The new generation of Llama models comprises three large language models, namely Llama 2 with 7, 13, and 70 billion parameters, along with the fine-tuned conversational models Llama-2-Chat 7B, 34B, and 70B. These models are available as open source for both research and commercial purposes, except for the Llama 2 34B model, which has been trained but not publicly released by researchers. The model’s responses were evaluated based on two metrics: usefulness and safety of the answers, and the results have surpassed all state-of-the-art open-source models. In comparison to ChatGPT, the results from Llama-2-Chat 70B fall within the confidence interval of deviation.
The model was published on July 18th, and on the very first day of its release, the number of requests to the model’s servers exceeded expectations. To access the model, users now need to submit a request and await their turn due to the high demand.

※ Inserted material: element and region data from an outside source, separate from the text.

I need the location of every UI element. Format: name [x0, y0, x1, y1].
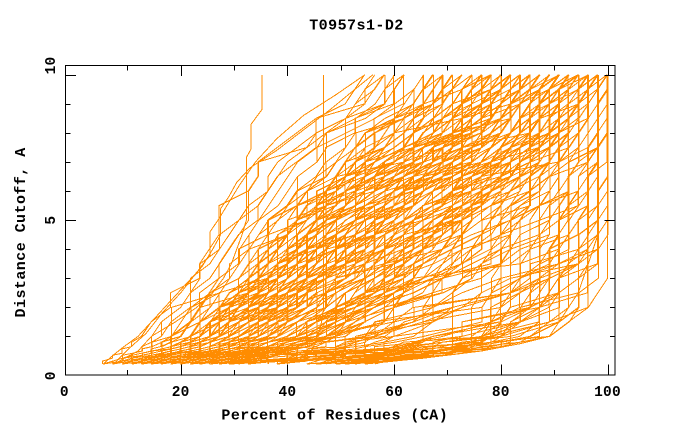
- svg-text:Percent of Residues (CA): Percent of Residues (CA): [221, 408, 448, 425]
- svg-text:Distance Cutoff, A: Distance Cutoff, A: [13, 147, 30, 317]
- svg-text:60: 60: [385, 385, 403, 401]
- svg-text:40: 40: [278, 385, 296, 401]
- svg-text:100: 100: [594, 385, 621, 401]
- svg-text:5: 5: [44, 216, 60, 225]
- svg-text:T0957s1-D2: T0957s1-D2: [309, 18, 404, 35]
- svg-text:0: 0: [44, 371, 60, 380]
- svg-text:0: 0: [60, 385, 69, 401]
- svg-text:80: 80: [492, 385, 510, 401]
- svg-text:20: 20: [172, 385, 190, 401]
- svg-text:10: 10: [44, 57, 60, 75]
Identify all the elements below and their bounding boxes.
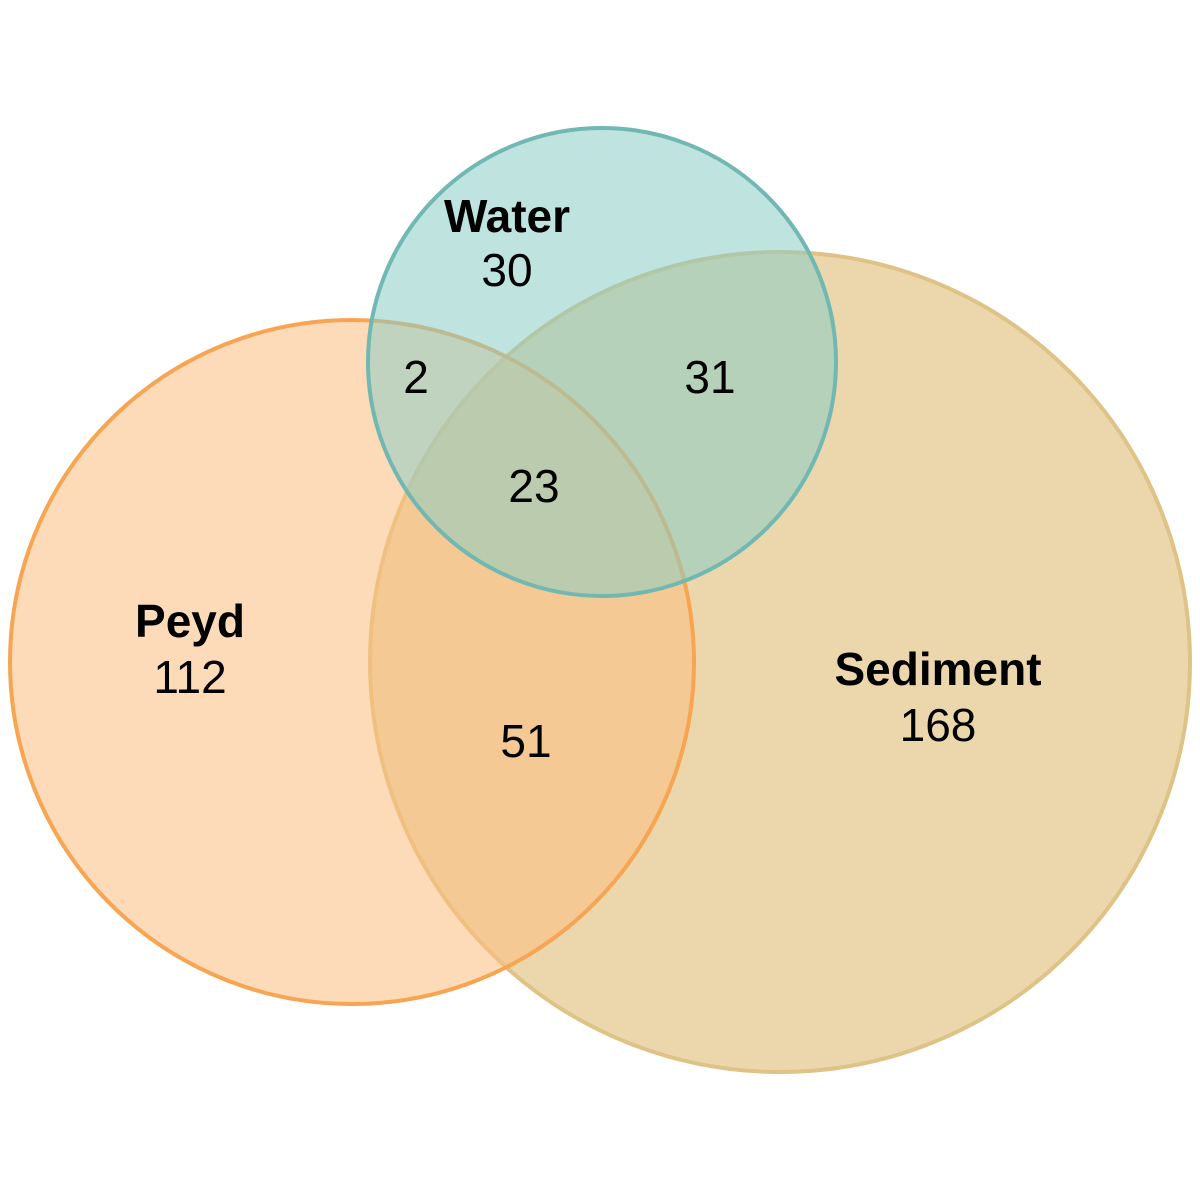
water-circle [366,126,838,598]
sediment-only-count: 168 [900,699,977,751]
sediment-water-count: 31 [684,351,735,403]
water-only-count: 30 [481,244,532,296]
sediment-set-label: Sediment [834,643,1041,695]
peyd-water-count: 2 [403,351,429,403]
water-set-label: Water [444,190,570,242]
peyd-only-count: 112 [153,651,226,703]
peyd-sediment-water-count: 23 [508,460,559,512]
peyd-set-label: Peyd [135,595,245,647]
peyd-sediment-count: 51 [500,715,551,767]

More About Llama 2 and Llama-2-Chat Models
Initially, the researchers trained the Llama 2 model without supervision on large corpora of texts from publicly available online resources. The training data used was 40% larger than that of the first-generation Llama, and the context size was increased to 4000 tokens. Subsequently, the model was fine-tuned using supervised learning for prediction refinement.

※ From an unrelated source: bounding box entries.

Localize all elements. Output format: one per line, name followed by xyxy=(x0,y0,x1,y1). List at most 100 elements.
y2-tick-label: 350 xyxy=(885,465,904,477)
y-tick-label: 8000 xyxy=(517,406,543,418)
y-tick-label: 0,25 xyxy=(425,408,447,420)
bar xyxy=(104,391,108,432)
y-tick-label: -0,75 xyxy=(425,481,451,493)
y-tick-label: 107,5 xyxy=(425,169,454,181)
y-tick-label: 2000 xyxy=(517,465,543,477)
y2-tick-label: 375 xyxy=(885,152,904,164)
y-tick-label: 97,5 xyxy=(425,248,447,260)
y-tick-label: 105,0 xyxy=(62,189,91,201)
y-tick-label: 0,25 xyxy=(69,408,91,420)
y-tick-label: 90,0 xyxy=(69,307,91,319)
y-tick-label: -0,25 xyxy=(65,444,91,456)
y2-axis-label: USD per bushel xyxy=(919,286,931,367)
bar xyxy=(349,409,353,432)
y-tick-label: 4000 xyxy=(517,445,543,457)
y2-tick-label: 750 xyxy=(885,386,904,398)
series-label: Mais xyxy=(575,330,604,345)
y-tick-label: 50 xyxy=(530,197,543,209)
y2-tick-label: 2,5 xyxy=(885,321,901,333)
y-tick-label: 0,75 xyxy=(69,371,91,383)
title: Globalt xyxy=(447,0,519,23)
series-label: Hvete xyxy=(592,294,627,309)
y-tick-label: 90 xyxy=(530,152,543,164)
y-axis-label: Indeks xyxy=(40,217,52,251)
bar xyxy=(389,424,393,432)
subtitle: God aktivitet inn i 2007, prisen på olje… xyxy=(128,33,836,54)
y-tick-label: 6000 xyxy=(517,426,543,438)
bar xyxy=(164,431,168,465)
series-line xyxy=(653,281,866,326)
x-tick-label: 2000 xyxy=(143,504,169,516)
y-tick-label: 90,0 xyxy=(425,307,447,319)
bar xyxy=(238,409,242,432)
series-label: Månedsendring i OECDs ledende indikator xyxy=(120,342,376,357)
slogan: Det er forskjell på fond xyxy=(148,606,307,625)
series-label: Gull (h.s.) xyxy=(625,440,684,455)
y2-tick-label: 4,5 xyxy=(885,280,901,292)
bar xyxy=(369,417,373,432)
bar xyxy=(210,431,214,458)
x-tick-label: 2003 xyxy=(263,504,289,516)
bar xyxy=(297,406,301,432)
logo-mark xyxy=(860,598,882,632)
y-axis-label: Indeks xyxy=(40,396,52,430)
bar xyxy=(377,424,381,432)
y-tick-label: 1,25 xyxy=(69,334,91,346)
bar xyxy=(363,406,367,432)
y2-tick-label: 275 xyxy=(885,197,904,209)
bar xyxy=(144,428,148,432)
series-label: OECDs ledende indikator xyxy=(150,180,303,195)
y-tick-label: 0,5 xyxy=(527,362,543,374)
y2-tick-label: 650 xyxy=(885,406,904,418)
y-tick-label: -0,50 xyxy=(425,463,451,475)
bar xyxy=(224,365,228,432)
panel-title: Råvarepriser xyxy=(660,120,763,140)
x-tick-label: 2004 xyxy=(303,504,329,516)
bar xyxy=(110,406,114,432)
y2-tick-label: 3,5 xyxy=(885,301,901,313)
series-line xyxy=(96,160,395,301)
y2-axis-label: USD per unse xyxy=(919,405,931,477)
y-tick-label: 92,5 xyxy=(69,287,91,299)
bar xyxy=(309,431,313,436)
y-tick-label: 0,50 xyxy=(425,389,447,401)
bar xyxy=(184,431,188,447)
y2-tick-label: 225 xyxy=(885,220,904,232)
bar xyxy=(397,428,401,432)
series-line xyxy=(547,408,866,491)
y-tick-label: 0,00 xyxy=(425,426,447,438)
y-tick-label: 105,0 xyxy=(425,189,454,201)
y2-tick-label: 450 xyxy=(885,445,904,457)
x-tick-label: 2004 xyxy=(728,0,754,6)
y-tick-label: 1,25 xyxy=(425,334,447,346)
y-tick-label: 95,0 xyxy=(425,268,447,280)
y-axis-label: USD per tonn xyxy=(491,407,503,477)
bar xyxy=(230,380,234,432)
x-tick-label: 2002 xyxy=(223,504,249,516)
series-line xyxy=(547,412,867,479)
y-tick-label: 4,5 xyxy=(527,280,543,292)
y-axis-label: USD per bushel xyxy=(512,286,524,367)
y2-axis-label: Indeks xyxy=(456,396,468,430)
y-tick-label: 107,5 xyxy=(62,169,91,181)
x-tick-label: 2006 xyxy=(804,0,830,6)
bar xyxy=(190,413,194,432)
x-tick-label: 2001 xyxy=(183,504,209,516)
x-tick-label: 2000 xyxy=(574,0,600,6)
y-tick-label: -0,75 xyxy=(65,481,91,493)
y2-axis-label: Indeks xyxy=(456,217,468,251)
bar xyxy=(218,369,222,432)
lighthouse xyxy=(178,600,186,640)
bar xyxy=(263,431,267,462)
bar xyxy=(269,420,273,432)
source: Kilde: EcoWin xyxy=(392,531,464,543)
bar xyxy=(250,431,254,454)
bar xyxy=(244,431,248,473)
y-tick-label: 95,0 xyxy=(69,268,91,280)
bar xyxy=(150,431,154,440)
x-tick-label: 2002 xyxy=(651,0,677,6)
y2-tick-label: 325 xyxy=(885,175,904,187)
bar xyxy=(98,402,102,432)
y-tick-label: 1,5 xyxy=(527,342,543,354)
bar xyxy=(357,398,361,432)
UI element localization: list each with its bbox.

The subsequent iterative tuning of the model followed the method of Reinforcement Learning from Human Feedback (RLHF) using techniques like Importance Sampling and Proximal Policy Optimization, which adds noise to avoid local minima. The key idea of training involves iteratively accumulating model reward data in parallel with model improvement, ensuring results within the desired distribution.
The reward model takes the model’s response and the corresponding prompt (including contexts from previous interactions) as input and produces a scalar quality score (usefulness and safety) for the model’s responses. Using these estimated rewards, the responses of Llama-2-Chat were optimized to better match human preferences.

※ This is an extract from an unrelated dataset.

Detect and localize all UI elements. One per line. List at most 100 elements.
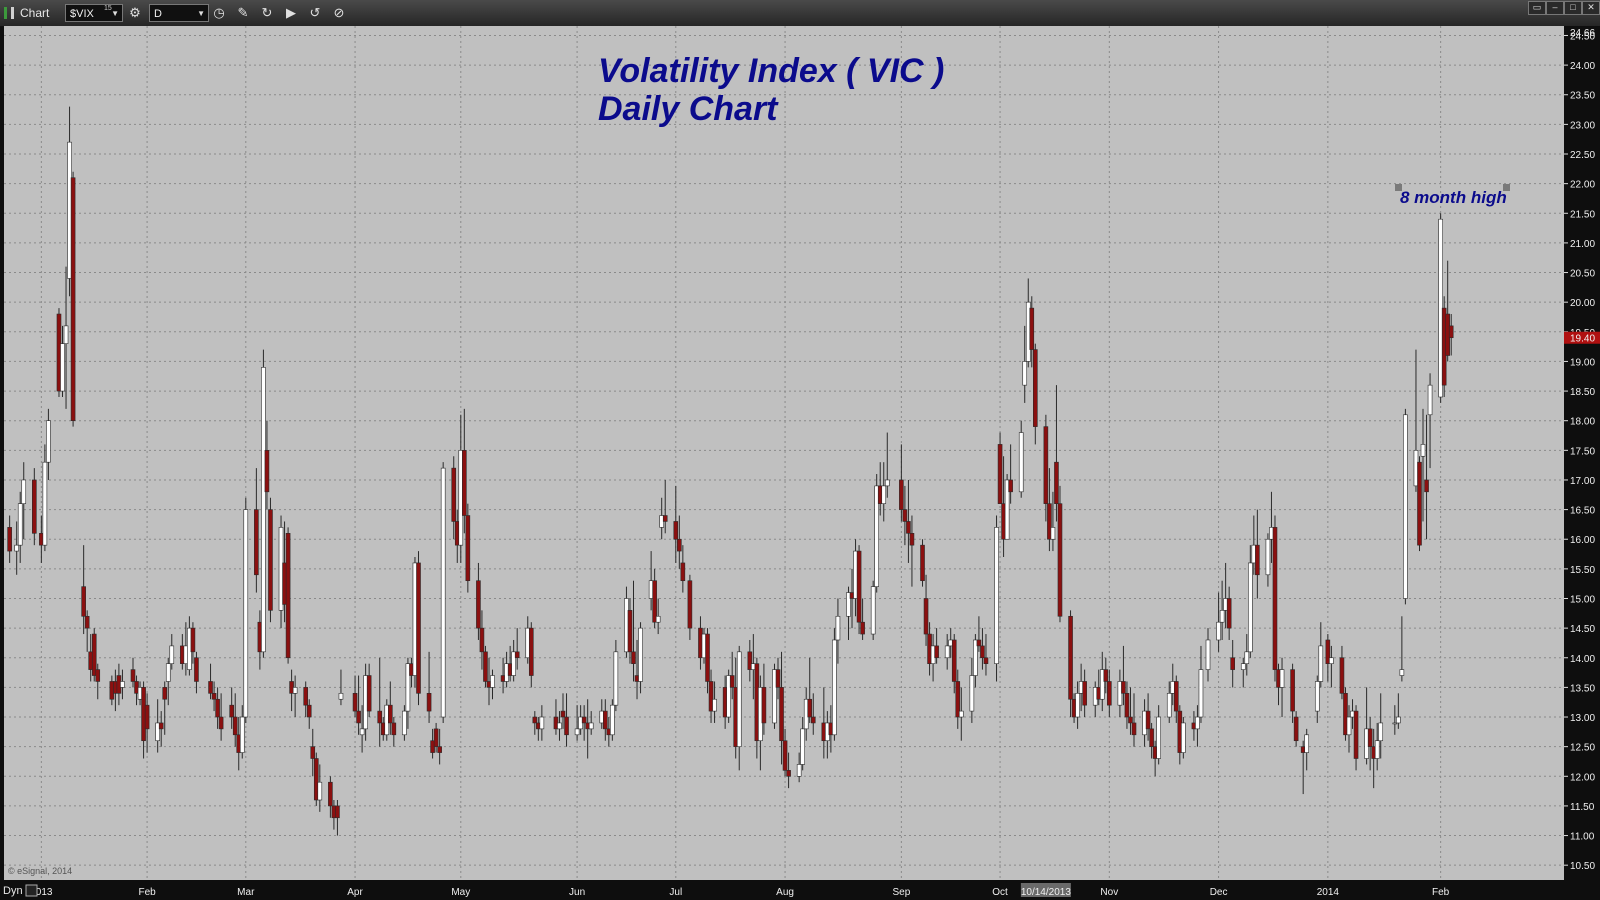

The evaluation results of human-rated responses from the Llama-2-Chat model compared to open and closed-source models on approximately 4,000 prompts with three expert evaluators per prompt are as follows:
Llama 2-Chat models outperform open-source models in both single-prompt and long-context prompt scenarios. Notably, the Llama 2-Chat 7B model surpasses MPT-7B-chat on 60% of the prompts. The Llama 2-Chat 34B model outperforms equivalent models like Vicuna-33B and Falcon 40B in 75% of cases.
The largest Llama 2-Chat model proves to be competitive with ChatGPT. The Llama 2-Chat 70B model shows superior performance in 36% of cases, with a draw rate of 31.5% compared to ChatGPT.